Arkansas, Pierre Mérot

Clément Solym - 08.10.2008

Livre - Arkansas - Pierre - Merot


« Y'a des détails, qui trompent pas, j'crois qu'Houellebecq est entré chez moi », pourrait-on dire pour reprendre Bénarbar. Certes, oui, l'écrivain français qui a publié un recueil de lettres échangées avec BHL n'avait pas besoin de cela, mais Pierre Mérot lui a fait l'honneur de quelques pages. Enfin quelques... trop eu égard au sujet, d'ores et déjà et puis trop bien écrites pour celui qu'elles désignent.

 L'astuce de Pierre Mérot aura été de ne jamais nommer l'écrivain, et de lui substituer le prénom Kurtz (en référence au mentaliste canadien ? Vaguement au chanteur grunge suicidé ?)... Mais y'a vraiment des détails qui ne trompent pas. Cette allusion à la façon de tenir ses cigarettes, qui s'affiche si bien sur la couverture des Particules élémentaires, par exemple. Ou une description physique bien envoyée. Voire un portrait moral tout aussi efficace...

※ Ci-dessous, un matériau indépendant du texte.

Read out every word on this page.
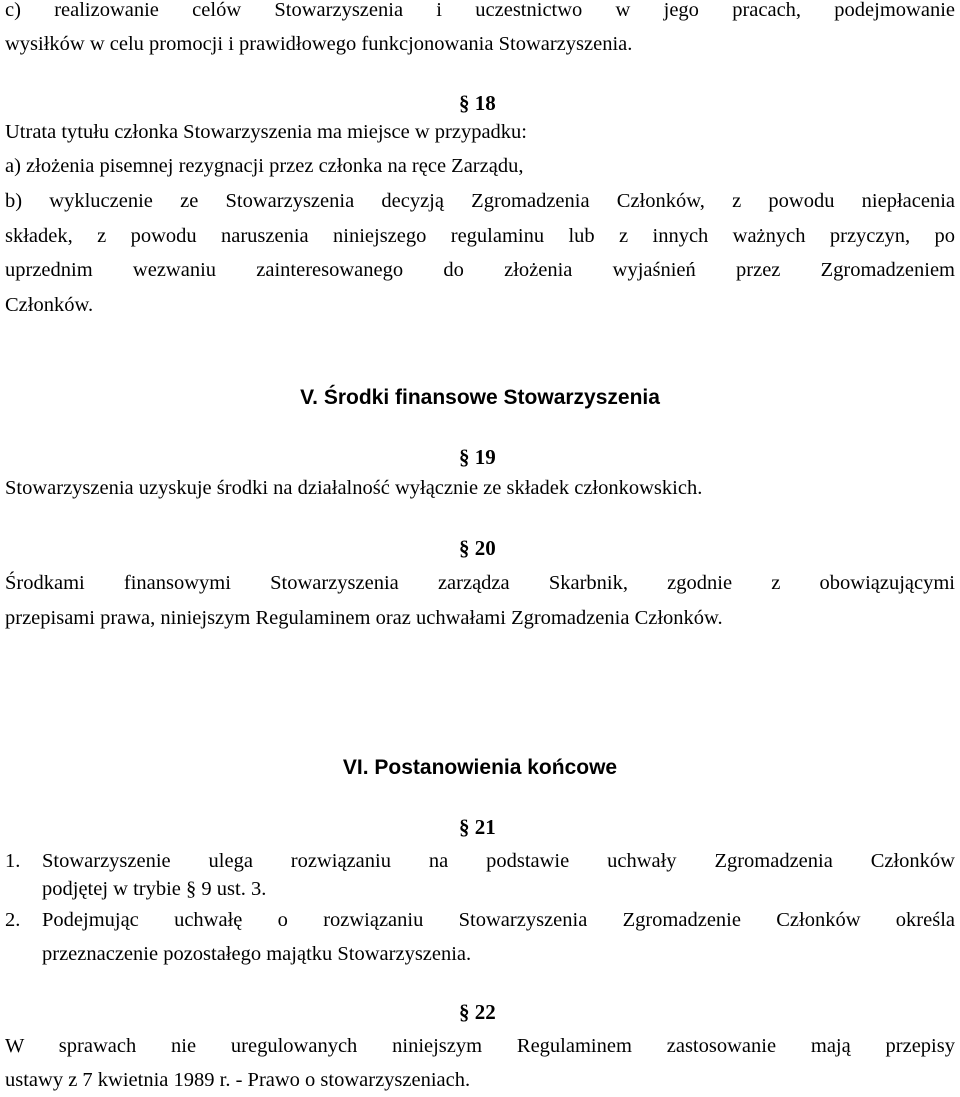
c) realizowanie celów Stowarzyszenia i uczestnictwo w jego pracach, podejmowanie
wysiłków w celu promocji i prawidłowego funkcjonowania Stowarzyszenia.
§ 18
Utrata tytułu członka Stowarzyszenia ma miejsce w przypadku:
a) złożenia pisemnej rezygnacji przez członka na ręce Zarządu,
b) wykluczenie ze Stowarzyszenia decyzją Zgromadzenia Członków, z powodu niepłacenia
składek, z powodu naruszenia niniejszego regulaminu lub z innych ważnych przyczyn, po
uprzednim wezwaniu zainteresowanego do złożenia wyjaśnień przez Zgromadzeniem
Członków.
V. Środki finansowe Stowarzyszenia
§ 19
Stowarzyszenia uzyskuje środki na działalność wyłącznie ze składek członkowskich.
§ 20
Środkami finansowymi Stowarzyszenia zarządza Skarbnik, zgodnie z obowiązującymi
przepisami prawa, niniejszym Regulaminem oraz uchwałami Zgromadzenia Członków.
VI. Postanowienia końcowe
§ 21
1.	Stowarzyszenie ulega rozwiązaniu na podstawie uchwały Zgromadzenia Członków
podjętej w trybie § 9 ust. 3.
2.	Podejmując uchwałę o rozwiązaniu Stowarzyszenia Zgromadzenie Członków określa
przeznaczenie pozostałego majątku Stowarzyszenia.
§ 22
W sprawach nie uregulowanych niniejszym Regulaminem zastosowanie mają przepisy
ustawy z 7 kwietnia 1989 r. - Prawo o stowarzyszeniach.
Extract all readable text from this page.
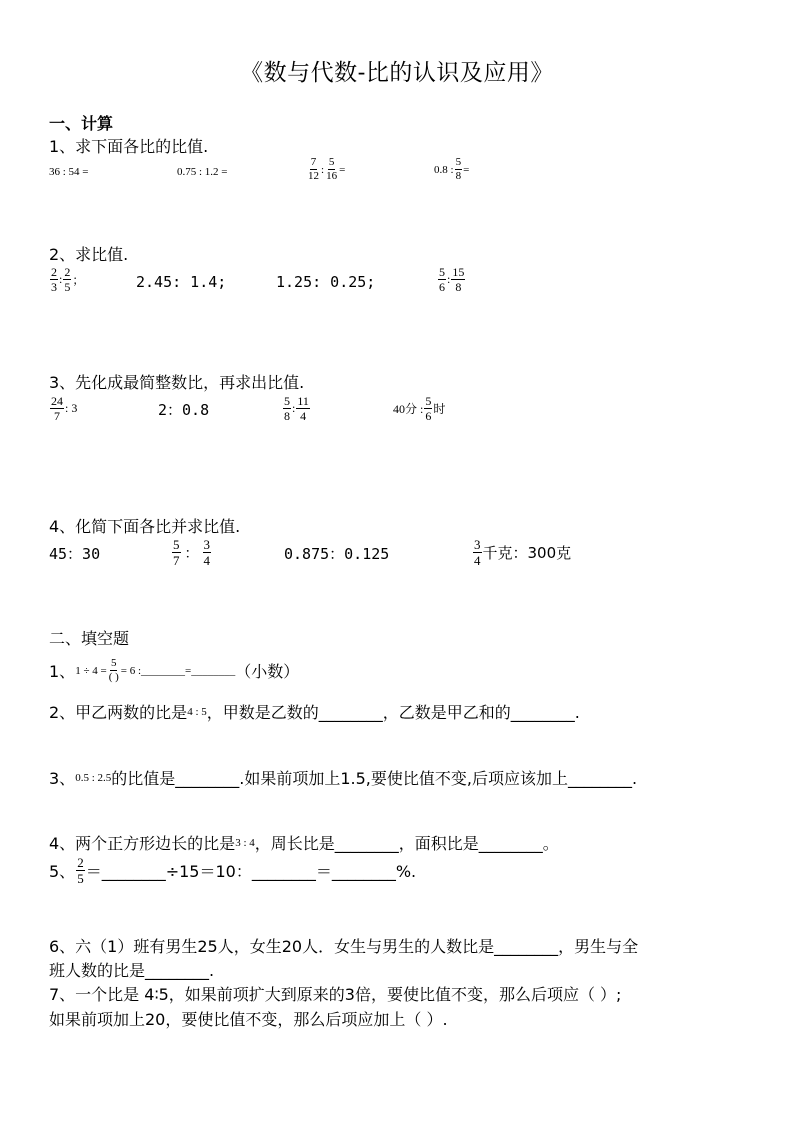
《数与代数-比的认识及应用》
一、计算
1、求下面各比的比值.
36 : 54 =	0.75 : 1.2 =	$\frac{7}{12}$ : $\frac{5}{16}$ =	0.8 : $\frac{5}{8}$ =
2、求比值.
$\frac{2}{3}$ : $\frac{2}{5}$ ；	2.45: 1.4;	1.25: 0.25;	$\frac{5}{6}$ : $\frac{15}{8}$
3、先化成最简整数比，再求出比值.
$\frac{24}{7}$ : 3	2：0.8	$\frac{5}{8}$ : $\frac{11}{4}$	40分 : $\frac{5}{6}$ 时
4、化简下面各比并求比值.
45：30	$\frac{5}{7}$ ： $\frac{3}{4}$	0.875：0.125	$\frac{3}{4}$ 千克：300克
二、填空题
1、 $1 \div 4 = \frac{5}{( )} = 6$ :________=________ （小数）
2、甲乙两数的比是 4 : 5 ，甲数是乙数的________，乙数是甲乙和的________.
3、 0.5 : 2.5 的比值是________.如果前项加上1.5,要使比值不变,后项应该加上________.
4、两个正方形边长的比是 3 : 4 ，周长比是________，面积比是________。
5、 $\frac{2}{5}$ ＝________÷15＝10：________＝________%.
6、六（1）班有男生25人，女生20人．女生与男生的人数比是________，男生与全
班人数的比是________.
7、一个比是 4∶5，如果前项扩大到原来的3倍，要使比值不变，那么后项应（ ）;
如果前项加上20，要使比值不变，那么后项应加上（ ）.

De page en page, Traum (-atisé ? -atisme ?) raconte son expérience de vie avec Kurtz : leurs rencontres, leurs échanges. La pertinence de l'un devant l'admiration de l'autre. Et en parallèle, se déroule la vie de Kurtz, en Arkansas, « un ranch abandonné qu'on ne sait quel excentrique américain avait baptisé » ainsi. Dans ce Houellebecqland, des fans affluent. Dédié au culte de l'écrivain, chacun vient y faire les frais de son avarice, en payant, comme à un gourou de secte, le confort matériel et physique de Kurtz...

Fulgurance intéressante, Kurtz, qui a écrit Clonages, a perdu « la moitié de ses lecteurs », alors qu'au cinéma, La possiblité d'une île a eu le mérite de rendre les commentaires unanimes : c'est nul.

Alors quid de cet Arkansas, utopie dérisoire et morne, morne plaine, oserait-on presque ? S'il faut démasquer sous le personnage de Kurtz des traits appartenant également à Pierre Mérot, comme certains le suggèrent, reste qu'une impression écrasante vous saisira : Houellebecq hante les pages, les lignes, et même les vides entre les lignes. Et c'en est éprouvant.

Pire, on ne parviendra plus à se dégager de cette grille de lecture dès lors qu'on l'aura eue en tête, et nous vous l'avions annoncée de longue date. C'est dire si pour nous, la possibilité d'une chronique pas franchement orientée devenait complexe. Les adorateurs du demi-dieu littéraire Wel-bec n'y trouveront sûrement pas leur compte, les connaisseurs de Pierre Mérot seront probablement gênés de cette insistance... et pourtant.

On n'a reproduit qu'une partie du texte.